Buddenbrockia plumatellae | |
---|---|
Scientific classification | |
Kingdom: | Animalia |
(unranked): | Radiata |
Phylum: | Cnidaria |
(unranked): | Myxozoa |
Class: | Malacosporea |
Genus: | Buddenbrockia |
Species: | B. plumatellae |
Binomial name | |
Buddenbrockia plumatellae O. Schröder, 1910 |
|
Synonyms | |
Tetracapsula bryozoides Canning, Okamura & Curry, 1996 |
Buddenbrokia plumatellae is a parasitic worm whose taxonomic placement long puzzled biologists. It is now classified as one of the only two myxozoans of class Malacosporea on the basis of both genetic and ultrastructural studies. It was the first multicellular myxozoan identified and its vermiform shape gave strong support to the theory that the enigmatic group belongs among the Bilateria.[1][2] Five years later, this was refuted by a study of fifty genes from this same "worm", which had rarely been even seen since its discovery in 1851.[3] These 50 phylogenetic markers reveal that Buddenbrockia is closely related to jellyfish and sea anemones, typical members of a major animal group, the Radiata.[4] Because of the fast amino acid replacement rate of the nuclear proteins of Buddenbrockia, as compared to those of the remaining animals sampled in this study, only the use of a sophisticated tree-building approach (i.e., Bayesian inference) allowed to recover its cnidarian evolutionary affinities.
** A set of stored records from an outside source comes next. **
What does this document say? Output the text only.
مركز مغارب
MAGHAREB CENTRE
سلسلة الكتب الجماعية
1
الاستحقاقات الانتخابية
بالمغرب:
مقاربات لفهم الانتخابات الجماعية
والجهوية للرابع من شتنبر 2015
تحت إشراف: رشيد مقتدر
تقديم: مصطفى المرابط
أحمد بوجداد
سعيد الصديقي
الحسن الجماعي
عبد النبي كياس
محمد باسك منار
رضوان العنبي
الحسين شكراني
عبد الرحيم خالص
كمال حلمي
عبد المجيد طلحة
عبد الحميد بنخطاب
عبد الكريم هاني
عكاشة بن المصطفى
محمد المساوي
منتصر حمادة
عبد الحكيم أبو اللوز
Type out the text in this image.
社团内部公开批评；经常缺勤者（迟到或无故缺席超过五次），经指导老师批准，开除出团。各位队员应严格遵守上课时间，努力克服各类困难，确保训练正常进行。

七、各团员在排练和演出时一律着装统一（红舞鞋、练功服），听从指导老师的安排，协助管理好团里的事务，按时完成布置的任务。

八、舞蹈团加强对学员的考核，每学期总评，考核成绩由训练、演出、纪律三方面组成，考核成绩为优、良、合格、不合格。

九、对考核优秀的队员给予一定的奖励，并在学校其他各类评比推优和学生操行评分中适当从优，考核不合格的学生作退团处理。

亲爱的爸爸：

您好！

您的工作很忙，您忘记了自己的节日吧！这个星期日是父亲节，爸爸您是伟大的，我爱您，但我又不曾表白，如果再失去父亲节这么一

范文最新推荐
One of the researchers talked about the problems encountered studying its morphology: “It has no mouth, no gut, no brain and no nerve cord. It doesn’t have a left or right side or a top or bottom – we can’t even tell which end is the front!” Because the myxozoans are so different from their nearest relatives, he concluded that “the worm-like body shape evolved at least twice from two completely different kinds of animal.”[3]